03 August, 2007

Who says

Recent speculation concerning the future of Dr Who, both the identity of its lead and that of the person to take over sitting behind the biggest desk in Cardiff city centre, has had two useful consequences.

First, it means the show can get another mention here again, after all of - ooh - five weeks; and secondly, and more substantially, it allows for a bit of indulgent speculation about alternative writers for the series.

Any new producer should really make it their business to farm out as many episodes as possible to TV veterans, or rather TV writers who haven't spent all their lives writing Dr Who story books or stories to listen to on tape.

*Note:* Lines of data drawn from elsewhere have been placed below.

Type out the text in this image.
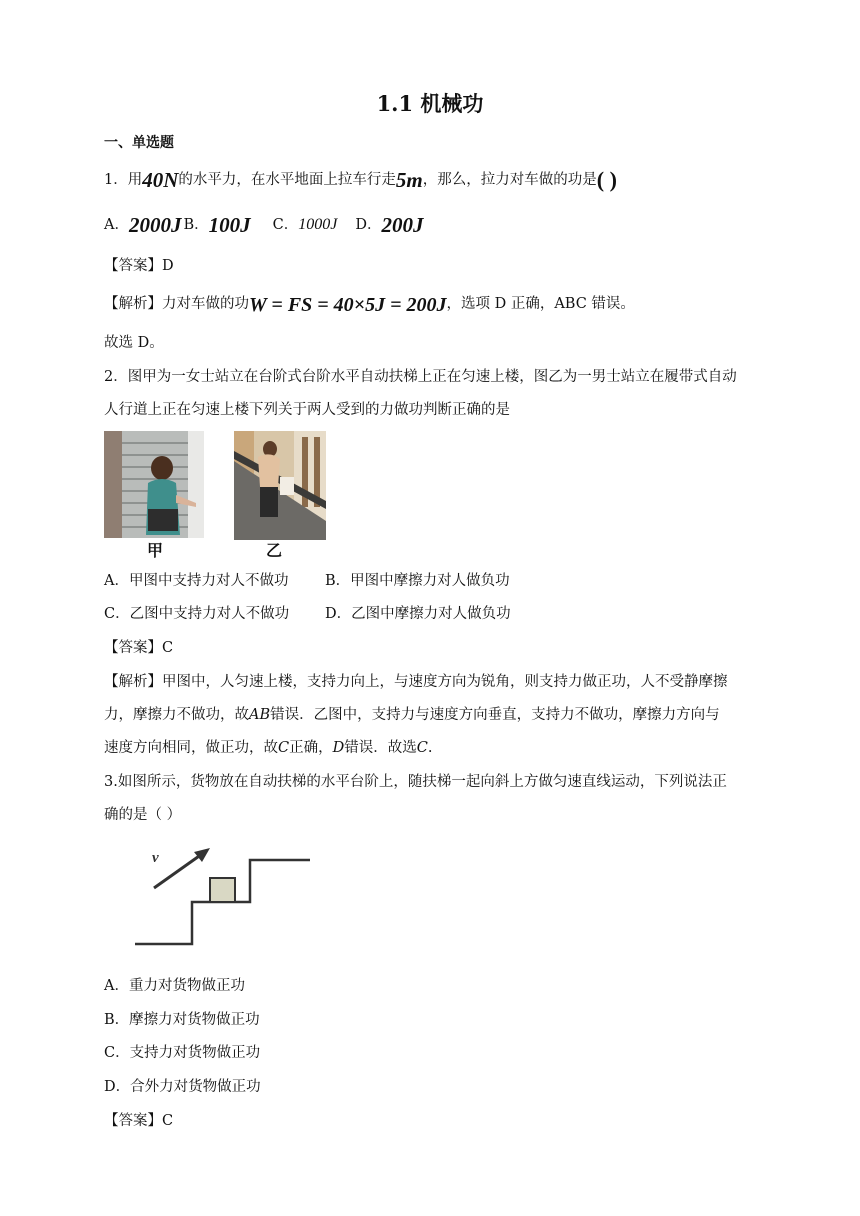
1.1 机械功
一、单选题
1．用40N的水平力，在水平地面上拉车行走5m，那么，拉力对车做的功是( )
A．2000J B．100J C．1000J D．200J
【答案】D
【解析】力对车做的功W = FS = 40×5J = 200J，选项 D 正确，ABC 错误。
故选 D。
2．图甲为一女士站立在台阶式台阶水平自动扶梯上正在匀速上楼，图乙为一男士站立在履带式自动
人行道上正在匀速上楼下列关于两人受到的力做功判断正确的是
甲	乙
A．甲图中支持力对人不做功	B．甲图中摩擦力对人做负功
C．乙图中支持力对人不做功 D．乙图中摩擦力对人做负功
【答案】C
【解析】甲图中，人匀速上楼，支持力向上，与速度方向为锐角，则支持力做正功，人不受静摩擦
力，摩擦力不做功，故AB错误．乙图中，支持力与速度方向垂直，支持力不做功，摩擦力方向与
速度方向相同，做正功，故C正确，D错误．故选C.
3.如图所示，货物放在自动扶梯的水平台阶上，随扶梯一起向斜上方做匀速直线运动，下列说法正
确的是（ ）
v
A．重力对货物做正功
B．摩擦力对货物做正功
C．支持力对货物做正功
D．合外力对货物做正功
【答案】C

As such, likely contenders who should be given a call ought to begin with:

David Renwick
The Doctor wakes up one morning to discover the TARDIS is trapped inside a kitchen cupboard for which it is both logically and practically too small. Unable to leave the time machine, he puts a call out for Captain Jack Harkness and a circular saw, but when Jack arrives he discovers a version of himself already on the scene sipping tea with the Brigadier. To compound the confusion Julia Sawalha arrives expecting to conduct an interview for her local paper with actor Christopher Biggins. Can the real Doctor - whoever he is - unscramble this conundrum before the kitchen cupboard in question is demolished by a passing bulldozer?


Tony Marchant
15 different characters, each with their own storyline, mooch around a council estate somewhere in London, bumping into each other and exchanging homilies on the decline of society in 21st century Britain. One of them turns out to be the nephew of Jackie Tyler. Pretty soon the Doctor is on the scene, weaving together a plot that connects up the loose ends and takes in a syringe, a dangerous dog, extortion, a betting slip, various nationalities and a mouthy kid with all the answers.


Jed Mercurio
A blip in the time-space pulse rate sends the Doctor hurtling into the body of someone called Doctor John Smith working in the accident and emergency unit of Totters Lane General Hospital. When someone gives birth - very messily - on the floor of a corridor, at the same time as a container of offal goes missing from the tatty staff canteen, an inquiry begins led by the shifty-looking Professor Dave Ross. Soon the Doctor is put on trial - for his life. But just what does the Professor want with all those discarded hospital bathchairs?


Clive Exton
Earth in the 1930s. A fashionable hotel on the south coast of England is playing host to a gathering of bright young things during the Whitsun weekend, but a conference of travelling notepaper salesmen has been double booked. Pretty soon there's blood on the morning room carpet, and the Doctor, working undercover as a butler, has to clean it up. What he discovers, however, is a fabric of desperately-repressed mayhem and intrigue that is about to unravel with meticulously-coiffeured timing.


Alan Bleasdale
Earth in the near future. A totalitarian dystopia has come to pass whereby everyone needs an ID card to breathe air outside their homes, mobile phones have been implanted inside people's mouths, and coal mines have been converted into prisons for asylum seekers. Joe McGahey is the only one left who remembers how things were before the dark times came - but he thinks he's going mad and his wife, Sheila, is too busy stuffing envelopes with home gift catalogues to notice. Will the Doctor be able to tap into Joe's working class folk memories to liberate the masses from their oppression, or will he fall foul of one too many peppermint squares? And just who is that jive-talking sideboard salesman with a limp?


John Esmonde and Bob Larbey
Earth in the present day. An ordinary suburban close in an unexceptional English town seems to have been entirely inhabited by residents who believe it is 1983. The Doctor and friends, including a local busybody who purports to know everything about everyone, must get to the bottom of the mystery before the enigmatically-named Polling Day when, by the sound of it, a monstrous epiphany will come to pass. Either that or the shopping precinct will stop half-day closing on Wednesdays!